0

I am trying to figure out how Thread.sleep works, so I create the following piece of code:

 public static void main() {

        Runnable runnable = new Runnable() {
            public void run() {
                try {
                    Thread.sleep(1000);
                    System.out.println("Middle");
                } catch (InterruptedException e) {
                }
            }
        };

        System.out.println("Before");
        Thread t2 = new Thread(runnable);
        t2.start();
        System.out.println("After");

However, it only prints Before and After in the console and skips the Middle.

So I am wondering whether this Thread.sleep will break the Runnable part??

Skydidi
  • 21
  • 2
  • 2
    What do you mean "skips the `Middle`"? Your code should print out "Before", then "After", and then after one second it should print out "Middle". – Slaw Jul 25 '21 at 15:03
  • Cannot reproduce. Output is exactly what Slaw said. – luk2302 Jul 25 '21 at 15:07
  • Thanks, guys, I got the point, the Junit kill the process before the thread t2 end – Skydidi Jul 25 '21 at 15:17
  • 2
    For future reference, please make sure you provide a [mre] that demonstrates the problem. There is no reference to JUnit in your code or question and, as you've already discovered, that potentially changes things. – Slaw Jul 25 '21 at 15:23

2 Answers2

2

On my machine output of your code is:

Before
After
Middle

If you want to print Middle before After you need to add t2.join() method call right after t2.start().
Join method explanation.

vszholobov
  • 2,133
  • 1
  • 8
  • 23
  • Thanks vszholobov, I just realised the sleep is not blocking the process, but release the resource to other thread – Skydidi Jul 25 '21 at 15:18
-1

Use join () to make your main thread wait till your thread (t2) execution finishes.

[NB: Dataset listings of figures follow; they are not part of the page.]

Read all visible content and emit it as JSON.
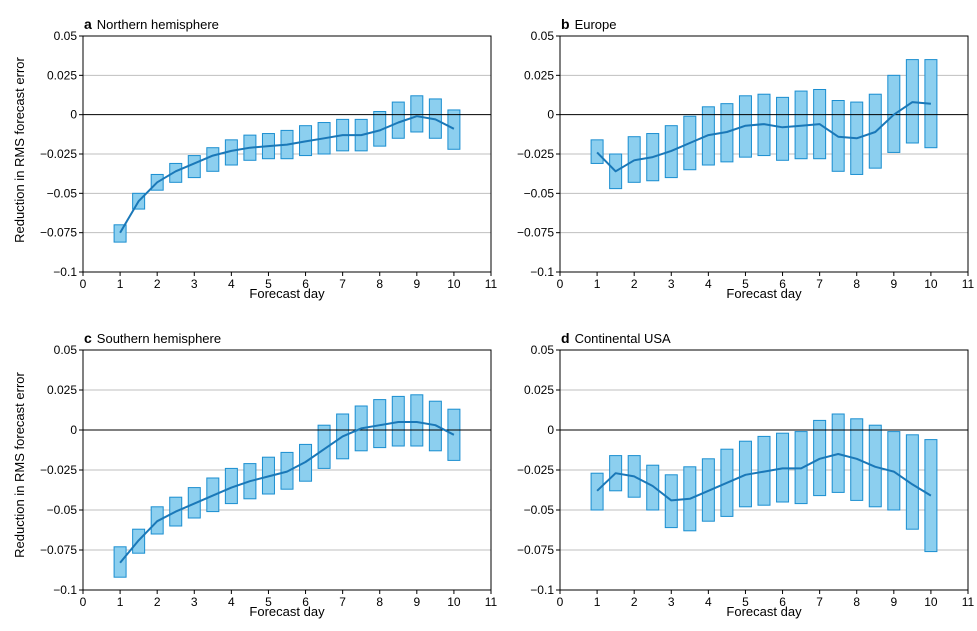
{
  "figure": {
    "ylabel": "Reduction in RMS forecast error",
    "xlabel": "Forecast day"
  },
  "colors": {
    "box_fill": "#8ccfef",
    "box_stroke": "#1a8ed0",
    "line": "#1a78b8",
    "zero_line": "#000000",
    "grid": "#bfbfbf"
  },
  "chart_data": [
    {
      "type": "line",
      "letter": "a",
      "title": "Northern hemisphere",
      "xlim": [
        0,
        11
      ],
      "ylim": [
        -0.1,
        0.05
      ],
      "xticks": [
        0,
        1,
        2,
        3,
        4,
        5,
        6,
        7,
        8,
        9,
        10,
        11
      ],
      "yticks": [
        "0.05",
        "0.025",
        "0",
        "−0.025",
        "−0.05",
        "−0.075",
        "−0.1"
      ],
      "ytick_values": [
        0.05,
        0.025,
        0,
        -0.025,
        -0.05,
        -0.075,
        -0.1
      ],
      "show_ylabel": true,
      "x": [
        1,
        1.5,
        2,
        2.5,
        3,
        3.5,
        4,
        4.5,
        5,
        5.5,
        6,
        6.5,
        7,
        7.5,
        8,
        8.5,
        9,
        9.5,
        10
      ],
      "mean": [
        -0.075,
        -0.055,
        -0.043,
        -0.036,
        -0.031,
        -0.026,
        -0.023,
        -0.021,
        -0.02,
        -0.019,
        -0.017,
        -0.015,
        -0.013,
        -0.013,
        -0.01,
        -0.005,
        -0.001,
        -0.003,
        -0.009
      ],
      "low": [
        -0.081,
        -0.06,
        -0.048,
        -0.043,
        -0.04,
        -0.036,
        -0.032,
        -0.029,
        -0.028,
        -0.028,
        -0.026,
        -0.025,
        -0.023,
        -0.023,
        -0.02,
        -0.015,
        -0.011,
        -0.015,
        -0.022
      ],
      "high": [
        -0.07,
        -0.05,
        -0.038,
        -0.031,
        -0.026,
        -0.021,
        -0.016,
        -0.013,
        -0.012,
        -0.01,
        -0.007,
        -0.005,
        -0.003,
        -0.003,
        0.002,
        0.008,
        0.012,
        0.01,
        0.003
      ]
    },
    {
      "type": "line",
      "letter": "b",
      "title": "Europe",
      "xlim": [
        0,
        11
      ],
      "ylim": [
        -0.1,
        0.05
      ],
      "xticks": [
        0,
        1,
        2,
        3,
        4,
        5,
        6,
        7,
        8,
        9,
        10,
        11
      ],
      "yticks": [
        "0.05",
        "0.025",
        "0",
        "−0.025",
        "−0.05",
        "−0.075",
        "−0.1"
      ],
      "ytick_values": [
        0.05,
        0.025,
        0,
        -0.025,
        -0.05,
        -0.075,
        -0.1
      ],
      "show_ylabel": false,
      "x": [
        1,
        1.5,
        2,
        2.5,
        3,
        3.5,
        4,
        4.5,
        5,
        5.5,
        6,
        6.5,
        7,
        7.5,
        8,
        8.5,
        9,
        9.5,
        10
      ],
      "mean": [
        -0.024,
        -0.036,
        -0.029,
        -0.027,
        -0.023,
        -0.018,
        -0.013,
        -0.011,
        -0.007,
        -0.006,
        -0.008,
        -0.007,
        -0.006,
        -0.014,
        -0.015,
        -0.011,
        0.0,
        0.008,
        0.007
      ],
      "low": [
        -0.031,
        -0.047,
        -0.043,
        -0.042,
        -0.04,
        -0.035,
        -0.032,
        -0.03,
        -0.027,
        -0.026,
        -0.029,
        -0.028,
        -0.028,
        -0.036,
        -0.038,
        -0.034,
        -0.024,
        -0.018,
        -0.021
      ],
      "high": [
        -0.016,
        -0.025,
        -0.014,
        -0.012,
        -0.007,
        -0.001,
        0.005,
        0.007,
        0.012,
        0.013,
        0.011,
        0.015,
        0.016,
        0.009,
        0.008,
        0.013,
        0.025,
        0.035,
        0.035
      ]
    },
    {
      "type": "line",
      "letter": "c",
      "title": "Southern hemisphere",
      "xlim": [
        0,
        11
      ],
      "ylim": [
        -0.1,
        0.05
      ],
      "xticks": [
        0,
        1,
        2,
        3,
        4,
        5,
        6,
        7,
        8,
        9,
        10,
        11
      ],
      "yticks": [
        "0.05",
        "0.025",
        "0",
        "−0.025",
        "−0.05",
        "−0.075",
        "−0.1"
      ],
      "ytick_values": [
        0.05,
        0.025,
        0,
        -0.025,
        -0.05,
        -0.075,
        -0.1
      ],
      "show_ylabel": true,
      "x": [
        1,
        1.5,
        2,
        2.5,
        3,
        3.5,
        4,
        4.5,
        5,
        5.5,
        6,
        6.5,
        7,
        7.5,
        8,
        8.5,
        9,
        9.5,
        10
      ],
      "mean": [
        -0.083,
        -0.069,
        -0.057,
        -0.051,
        -0.046,
        -0.041,
        -0.036,
        -0.032,
        -0.029,
        -0.026,
        -0.02,
        -0.012,
        -0.004,
        0.001,
        0.003,
        0.005,
        0.005,
        0.003,
        -0.003
      ],
      "low": [
        -0.092,
        -0.077,
        -0.065,
        -0.06,
        -0.055,
        -0.051,
        -0.046,
        -0.043,
        -0.04,
        -0.037,
        -0.032,
        -0.024,
        -0.018,
        -0.013,
        -0.011,
        -0.01,
        -0.01,
        -0.013,
        -0.019
      ],
      "high": [
        -0.073,
        -0.062,
        -0.048,
        -0.042,
        -0.036,
        -0.03,
        -0.024,
        -0.021,
        -0.017,
        -0.014,
        -0.009,
        0.003,
        0.01,
        0.015,
        0.019,
        0.021,
        0.022,
        0.018,
        0.013
      ]
    },
    {
      "type": "line",
      "letter": "d",
      "title": "Continental USA",
      "xlim": [
        0,
        11
      ],
      "ylim": [
        -0.1,
        0.05
      ],
      "xticks": [
        0,
        1,
        2,
        3,
        4,
        5,
        6,
        7,
        8,
        9,
        10,
        11
      ],
      "yticks": [
        "0.05",
        "0.025",
        "0",
        "−0.025",
        "−0.05",
        "−0.075",
        "−0.1"
      ],
      "ytick_values": [
        0.05,
        0.025,
        0,
        -0.025,
        -0.05,
        -0.075,
        -0.1
      ],
      "show_ylabel": false,
      "x": [
        1,
        1.5,
        2,
        2.5,
        3,
        3.5,
        4,
        4.5,
        5,
        5.5,
        6,
        6.5,
        7,
        7.5,
        8,
        8.5,
        9,
        9.5,
        10
      ],
      "mean": [
        -0.038,
        -0.027,
        -0.029,
        -0.035,
        -0.044,
        -0.043,
        -0.038,
        -0.033,
        -0.028,
        -0.026,
        -0.024,
        -0.024,
        -0.018,
        -0.015,
        -0.018,
        -0.023,
        -0.026,
        -0.034,
        -0.041
      ],
      "low": [
        -0.05,
        -0.038,
        -0.042,
        -0.05,
        -0.061,
        -0.063,
        -0.057,
        -0.054,
        -0.048,
        -0.047,
        -0.045,
        -0.046,
        -0.041,
        -0.039,
        -0.044,
        -0.048,
        -0.05,
        -0.062,
        -0.076
      ],
      "high": [
        -0.027,
        -0.016,
        -0.016,
        -0.022,
        -0.028,
        -0.023,
        -0.018,
        -0.012,
        -0.007,
        -0.004,
        -0.002,
        -0.001,
        0.006,
        0.01,
        0.007,
        0.003,
        -0.001,
        -0.003,
        -0.006
      ]
    }
  ]
}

    public static void main(String[] args) throws InterruptedException {
    Runnable runnable = new Runnable() {
        public void run() {
            try {
                Thread.sleep(1000);
                System.out.println("Middle");
            } catch (InterruptedException e) {
            }
        }
    };

    System.out.println("Before");
    Thread t2 = new Thread(runnable);
    t2.start();
    t2.join();
    System.out.println("After");

Output: Before Middle After

Refer to this post to know about join() : What does this thread join code mean?

Refer to this post to know about the main thread: When does the main thread stop in Java?